Variables, Functions, Parameters

  • Most used calling convention => Extern block. Other calling conventions (if header uses multiple ones) are emitted on the individual procedures. Extern blocks are also used to avoid the need for explicit case-preserving ALIAS'es on any extern declarations.

  • Array parameters (not supported in FB) => pointers (what they become in C behind the scenes anyways)

  • Special case for the occasionally used jmp_buf parameters: They're explicitly converted to pointers,

  • Arrays/strings declared with unknown size => "..." ellipsis because fbfrog usually doesn't see the CRT headers. jmp_buf is an array type in C, i.e. passed as pointer. jmp_buf is a UDT in FB's CRT binding.

  • Unsized extern array variables aren't allowed in FB, and require some tricks to be translated. However, if the array size is known, it's better to use -setarraysize to specify the exact array size, and get a cleaner translation.

       extern dtype array[];
       extern char s[];
    =>
       extern array(0 to ...) as dtype
       extern s as zstring * ...
    =>
       #define array(i) ((@__array)[i])
       extern __array alias "array" as dtype
       extern __s alias "s" as ubyte;
       #define s (*cptr(zstring ptr, @__s))
    
  • Simple (inline) functions are converted to macros, because FB doesn't have "proper" inline functions.

Expressions

  • Boolean operations result in 1|0 in C. This is converted to FB's -1|0 by inserting a negation if used in math context. C's logical NOT !x becomes FB's x = 0.

  • All 32bit unsigned int IIFs/BOPs/UOPs are wrapped in culng()/clng() casts, in order to make sure the result is truncated to 32bit properly in FB even on 64bit, where FB will do 64bit arithmetic.

    For example, in C:
       (0u - 100u)   =>    0xFFFFFF9Cu
    but in FB:
       (0ul - 100ul) =>            &hFFFFFF9Cu (32bit)
       (0ul - 100ul) =>    &hFFFFFFFFFFFFFF9Cu (64bit)
    and &hFFFFFFFFFFFFFF9Cu <> &hFFFFFF9Cu (no sign extension due to unsigned).
    In order to make sure we always get &hFFFFFF9Cu in FB, we have to truncate
    the operation's result to 32bit explicitly.
    
  • When type-casting string literals, an @ (address-of) operator is inserted, because string literals automatically become pointers in C, but not in FB.

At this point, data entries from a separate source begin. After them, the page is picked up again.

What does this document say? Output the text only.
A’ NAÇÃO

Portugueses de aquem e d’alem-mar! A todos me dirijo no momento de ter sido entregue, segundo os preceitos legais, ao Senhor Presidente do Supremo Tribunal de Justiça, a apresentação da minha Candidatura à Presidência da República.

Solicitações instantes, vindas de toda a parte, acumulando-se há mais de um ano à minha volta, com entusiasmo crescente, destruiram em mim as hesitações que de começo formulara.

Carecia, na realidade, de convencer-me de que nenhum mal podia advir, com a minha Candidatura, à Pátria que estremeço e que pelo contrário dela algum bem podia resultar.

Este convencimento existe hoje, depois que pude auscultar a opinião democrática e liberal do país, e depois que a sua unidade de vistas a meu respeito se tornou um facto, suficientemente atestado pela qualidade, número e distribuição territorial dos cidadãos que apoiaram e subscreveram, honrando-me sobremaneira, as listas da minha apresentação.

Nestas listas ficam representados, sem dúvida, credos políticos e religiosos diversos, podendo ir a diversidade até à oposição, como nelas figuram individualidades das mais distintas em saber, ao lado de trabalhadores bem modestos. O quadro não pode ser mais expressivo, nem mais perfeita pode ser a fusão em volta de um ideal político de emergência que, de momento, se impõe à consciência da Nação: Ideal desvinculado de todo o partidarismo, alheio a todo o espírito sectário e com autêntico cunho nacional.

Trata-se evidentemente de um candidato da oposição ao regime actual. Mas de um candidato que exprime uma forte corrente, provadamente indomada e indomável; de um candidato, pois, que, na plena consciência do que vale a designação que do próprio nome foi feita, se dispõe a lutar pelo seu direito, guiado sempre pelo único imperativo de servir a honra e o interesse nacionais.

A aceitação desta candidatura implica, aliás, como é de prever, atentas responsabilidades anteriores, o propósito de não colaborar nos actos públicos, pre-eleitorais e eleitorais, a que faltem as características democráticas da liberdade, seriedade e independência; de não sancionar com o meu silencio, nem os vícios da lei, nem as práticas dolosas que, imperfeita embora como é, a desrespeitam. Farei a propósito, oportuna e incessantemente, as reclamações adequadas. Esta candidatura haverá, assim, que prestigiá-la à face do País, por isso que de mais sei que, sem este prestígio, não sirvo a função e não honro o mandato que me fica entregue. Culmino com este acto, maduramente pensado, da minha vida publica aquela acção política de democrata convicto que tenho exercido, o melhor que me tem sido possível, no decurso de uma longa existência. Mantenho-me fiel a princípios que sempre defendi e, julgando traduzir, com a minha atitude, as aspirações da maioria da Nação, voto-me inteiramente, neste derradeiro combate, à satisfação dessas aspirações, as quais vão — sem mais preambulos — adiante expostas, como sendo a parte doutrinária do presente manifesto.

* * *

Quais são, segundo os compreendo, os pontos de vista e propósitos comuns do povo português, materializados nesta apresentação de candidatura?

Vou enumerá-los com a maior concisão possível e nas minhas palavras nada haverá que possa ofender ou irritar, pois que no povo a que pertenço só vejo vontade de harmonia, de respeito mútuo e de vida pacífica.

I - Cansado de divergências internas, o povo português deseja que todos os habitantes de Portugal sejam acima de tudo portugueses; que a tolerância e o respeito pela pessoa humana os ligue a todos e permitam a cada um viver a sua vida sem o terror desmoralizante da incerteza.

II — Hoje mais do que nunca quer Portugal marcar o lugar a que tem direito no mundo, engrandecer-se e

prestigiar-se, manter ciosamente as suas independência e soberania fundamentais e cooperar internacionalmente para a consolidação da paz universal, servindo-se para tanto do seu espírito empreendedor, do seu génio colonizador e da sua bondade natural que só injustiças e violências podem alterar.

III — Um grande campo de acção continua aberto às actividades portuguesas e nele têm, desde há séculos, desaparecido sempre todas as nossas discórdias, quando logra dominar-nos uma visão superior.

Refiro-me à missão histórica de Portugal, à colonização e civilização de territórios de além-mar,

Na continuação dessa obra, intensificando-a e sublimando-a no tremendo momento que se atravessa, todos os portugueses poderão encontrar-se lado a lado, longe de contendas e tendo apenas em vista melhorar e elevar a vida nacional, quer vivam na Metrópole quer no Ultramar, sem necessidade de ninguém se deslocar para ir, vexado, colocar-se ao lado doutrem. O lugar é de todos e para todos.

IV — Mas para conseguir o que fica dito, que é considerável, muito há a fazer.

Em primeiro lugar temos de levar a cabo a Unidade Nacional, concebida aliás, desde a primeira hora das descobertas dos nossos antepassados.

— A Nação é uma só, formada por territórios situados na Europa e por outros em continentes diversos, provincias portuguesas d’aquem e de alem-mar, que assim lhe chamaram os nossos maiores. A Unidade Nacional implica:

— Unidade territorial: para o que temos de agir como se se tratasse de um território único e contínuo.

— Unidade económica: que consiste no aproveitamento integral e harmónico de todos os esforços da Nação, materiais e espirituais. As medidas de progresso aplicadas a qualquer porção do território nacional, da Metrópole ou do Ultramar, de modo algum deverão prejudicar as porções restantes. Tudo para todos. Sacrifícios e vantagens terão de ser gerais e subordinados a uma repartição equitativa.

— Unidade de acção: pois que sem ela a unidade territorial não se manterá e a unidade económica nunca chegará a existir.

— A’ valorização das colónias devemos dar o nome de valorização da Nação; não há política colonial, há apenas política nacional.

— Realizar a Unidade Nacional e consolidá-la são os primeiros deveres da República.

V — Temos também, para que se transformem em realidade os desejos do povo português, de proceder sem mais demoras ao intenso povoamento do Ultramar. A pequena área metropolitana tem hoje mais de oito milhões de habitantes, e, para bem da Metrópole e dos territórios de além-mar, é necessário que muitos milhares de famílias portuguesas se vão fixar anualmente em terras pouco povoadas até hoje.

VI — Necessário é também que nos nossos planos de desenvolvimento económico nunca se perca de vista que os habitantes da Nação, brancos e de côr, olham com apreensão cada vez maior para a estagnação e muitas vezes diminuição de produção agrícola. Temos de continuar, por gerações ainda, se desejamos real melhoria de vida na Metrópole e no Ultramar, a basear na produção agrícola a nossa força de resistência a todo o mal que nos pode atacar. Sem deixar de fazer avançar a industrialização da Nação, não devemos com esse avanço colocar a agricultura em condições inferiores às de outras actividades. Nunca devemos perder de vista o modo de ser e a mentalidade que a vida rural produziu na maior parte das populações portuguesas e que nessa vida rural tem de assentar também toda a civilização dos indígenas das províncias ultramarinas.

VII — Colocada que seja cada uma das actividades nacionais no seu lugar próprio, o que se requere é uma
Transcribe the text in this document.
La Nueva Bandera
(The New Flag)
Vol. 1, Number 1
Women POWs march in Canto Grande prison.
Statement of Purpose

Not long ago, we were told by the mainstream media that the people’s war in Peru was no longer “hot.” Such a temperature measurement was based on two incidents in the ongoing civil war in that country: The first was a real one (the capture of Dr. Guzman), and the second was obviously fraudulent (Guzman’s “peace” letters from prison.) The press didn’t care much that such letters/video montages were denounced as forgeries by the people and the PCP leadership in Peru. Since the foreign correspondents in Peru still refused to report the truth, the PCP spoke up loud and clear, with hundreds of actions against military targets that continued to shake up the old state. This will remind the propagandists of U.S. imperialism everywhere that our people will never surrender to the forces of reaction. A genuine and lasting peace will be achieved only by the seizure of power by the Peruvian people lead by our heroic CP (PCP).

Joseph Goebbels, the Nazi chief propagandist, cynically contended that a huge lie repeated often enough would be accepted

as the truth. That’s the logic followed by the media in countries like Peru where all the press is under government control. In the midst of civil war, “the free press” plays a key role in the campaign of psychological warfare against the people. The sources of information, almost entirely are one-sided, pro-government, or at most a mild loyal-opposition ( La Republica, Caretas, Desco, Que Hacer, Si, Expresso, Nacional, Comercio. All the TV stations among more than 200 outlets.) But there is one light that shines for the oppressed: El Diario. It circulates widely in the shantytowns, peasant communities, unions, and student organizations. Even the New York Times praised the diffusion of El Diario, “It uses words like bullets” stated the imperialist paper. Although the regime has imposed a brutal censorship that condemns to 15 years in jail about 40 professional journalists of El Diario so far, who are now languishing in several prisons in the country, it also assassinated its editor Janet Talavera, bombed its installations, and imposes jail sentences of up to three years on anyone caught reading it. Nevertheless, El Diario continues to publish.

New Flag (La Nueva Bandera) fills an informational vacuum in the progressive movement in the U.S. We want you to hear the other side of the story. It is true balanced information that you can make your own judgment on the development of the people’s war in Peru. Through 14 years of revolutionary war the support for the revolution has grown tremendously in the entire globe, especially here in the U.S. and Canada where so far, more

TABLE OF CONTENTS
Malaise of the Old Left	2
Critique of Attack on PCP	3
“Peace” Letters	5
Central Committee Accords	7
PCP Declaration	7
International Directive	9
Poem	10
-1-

  • (void) casts, which are common to ensure a function call or other expression can only be used as a statement, are automatically removed, because it's probably not worth it to translate to FB, even though it could be done by wrapping the statement in a scope block.

Error handling

Declarations which cannot be processed automatically (yet) will be embedded into the *.bi file in form of a "TODO" comment, for example: '' TODO: #define FOO .... This affects complicated #defines ("arbitrary" token sequences), function bodies (inline functions), plus some others such as language features or compiler extensions not supported by fbfrog's parser (yet).